Le cinque dita simboleggiano i dieci organi (indriya); il namaskâram implica la nozione del “nulla mi appartiene”. Le membra, infatti, debbono essere messe a disposizione solo degli altri. Dâsyam significa rendere servizio all’umani­tà considerando la persona che si serve come un maestro. Sneham vuol dire amicizia. Non è il tipo di amicizia che coltivate di solito dicendo “Ciao!”. Dovete tenere il cuore vuo­to in modo da riempirlo solo di pen­sieri divini. Tutte le relazioni umane sono basate sul corpo, mentre i rapporti con Dio sono da cuore a cuore, il solo ad essere eterno ed immutabile.

Spiritualità nell’Unità

Spiritualità significa cercare di realizzare l’unità di tutti gli esseri: esiste solo l’Uno e tutto è venuto fuori da quel­l’Uno. Lo stesso complesso del creato è uscito dall’Uno. In tutte le religioni viene proclamata questa verità. Ad esempio, lo stesso nome “Yesu” è un’abbreviazione sil­labica di questa verità: Ye significa “uno solo”, e su significa “buo­no”. Esiste un solo buono.[1]

Nella parola “Allah”, A sta per “Âtma” e la per “layam” (fusione). Invocare Allah, dunque, significa immergersi nell’Âtma, l’Unico Dio. Nomi e for­me sono momentanei ed effimeri; l’Âtma, ovvero la Coscienza, è permanente ed immutabile. Nel Vedânta viene chiamata Sat-Cit-Ânanda. Sat è l’Immutabile, Cit è soggetto a mutamento.

Per fare un esempio, lo zucchero è incorruttibile e mantiene la sua dolcezza in qualunque modo venga trattato, mentre l’acqua è marcescibile. Commescendo le due sostanze, si ottiene dello sciroppo, paragonabile all’Ânanda, la Beatitudine Infinita. Così, la combinazione dell’Immutabile col mutevole genera felicità, Ânanda.

(Baba, a questo punto, canta un bhajan di Mîra, dove la santa vissuta fra il XVI e il XVII secolo, devotissima di Krishna, Gli chiede di poter entrare nel Suo cuore per poter sperimentare il Suo amore puro). Solo donando amore potete guadagnarvi la Grazia di Dio. Il succo dell’amore (Prema rasa), se avete nel cuore i fori dei sentimenti e dei pensieri cattivi, scorrerà via disperdendosi; ma se otturate i buchi mediante il dominio delle qualità cattive, se ne risparmierà per un po’ di tempo.
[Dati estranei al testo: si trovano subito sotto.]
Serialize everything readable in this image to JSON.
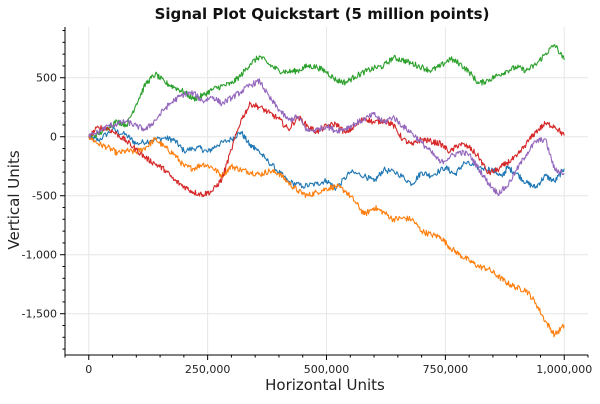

Dovreste evitare di star dietro al corpo o alla mente, seguendo solo la Coscienza. Scopo della vita è essere d’aiuto agli altri, non già abbandonarsi senza ritegno ai piaceri sensuali. Dal­l’alba al tramonto vi dedicate ad attività che servono ad assicurarvi delle comodità materiali. Ma, con questo, che cosa avete ottenuto? Inquietudine, stanchezza o malattie. Vostro obbiettivo dev’essere quello di raggiungere la Divinità.

Questo giorno si celebra come Yu­gâdi, dal momento che il Kali-Yuga è incominciato il primo giorno di Chaitra. Kali indica sia agiatezza che buoni auspici; ma le due cose non possono essere conferite dal potere o dalla ricchezza. Dovete im­piegar bene il vostro tempo a beneficio di tutti. I risultati dipenderanno da come pensate, parlate ed agite. Pensate a Dio e compite buone a­zioni per mezzo del servizio sociale, cantando il nome di Dio.

Incarnazioni dell’Amore, l’amore è Dio. Incominciate il gior­­no con amore; riempite il giorno di amore e terminate il giorno con amore. Vivete nell’amore. Non c’è ragione d’aver paura; la paura è solo un prodotto della mente. Coltivate l’amore e solo allora si potrà realizzare la Divinità.



(Baba ha concluso il Discorso Divino col canto “Premamuditha Manase kaho, Rama Rama Ram!”)



Kodaikanal, 14 Aprile 1994

Capodanno Tamil

da: Mother Sai n. 2/96





[1] Uno stupefacente parallelo di questa affermazione di Baba si può trovare nei Vangeli, e precisamente nell’episodio del giovane ricco che chiese a Gesù che cosa “fare di buono” per ottenere la vita eterna. Gesù rispose: «Perché mi interroghi su ciò che è buono? Uno solo è buono» (Cf. Matteo 19, 17).